18-11-2020 | Empirical Research
Sexual Minority Stress, Mental Health Symptoms, and Suicidality among LGBTQ Youth Accessing Crisis Services
Gepubliceerd in: Journal of Youth and Adolescence | Uitgave 5/2021Log in om toegang te krijgen
Sexual and gender minority youth are at elevated risk for suicide. Studies have separately established the relation between minority stress and mental health symptoms, as well as minority stress and suicidality. However, no known research has simultaneously examined different mental health mechanisms whereby minority stress may be associated with different suicidal experiences (e.g., suicidal ideation, suicide attempts). The present study used data from a national sample of 572 sexual and gender minority youth aged 12 to 24 (mean age = 17.59; SD = 3.13) recruited from an LGBTQ youth-focused suicide crisis prevention provider. Nearly one-third of the sample (30.2%) identified as transgender, genderqueer, or questioning. Nearly one quarter of the sample (24.3%) identified as gay, 17.1% as pansexual, 16.8% as bisexual, and 15.2% as lesbian.

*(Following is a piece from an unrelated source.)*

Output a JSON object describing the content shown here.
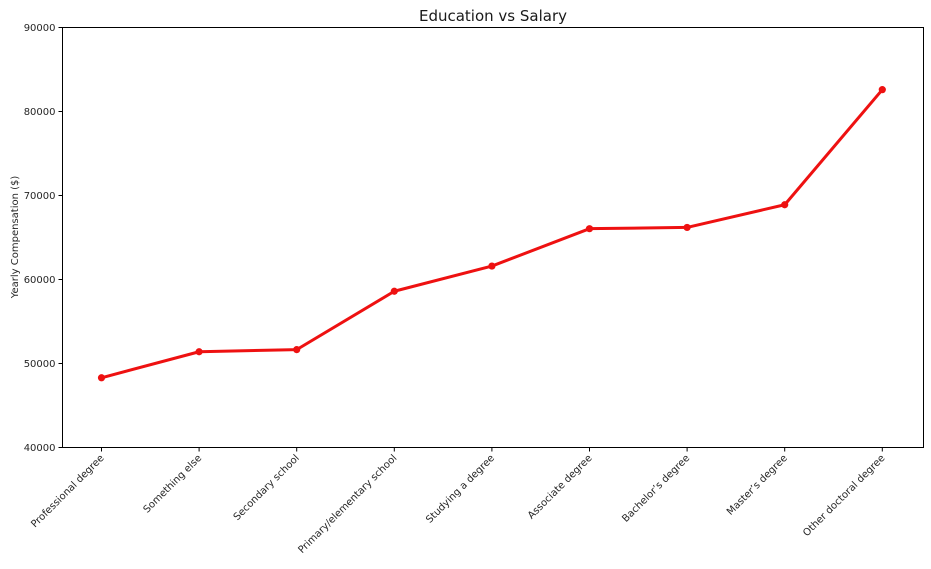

Structural equation modeling was used for mediation analyses to explain suicidal ideation and suicide attempts. Serial mediation models were determined to be the best fit for both suicide-related outcomes. Minority stress was associated with depressive and PTSD symptoms, which were linked with suicidal ideation and attempt through hopelessness. The findings supported the hypotheses that minority stress would be associated with suicidality not just directly, but also indirectly through multiple mental health symptom pathways.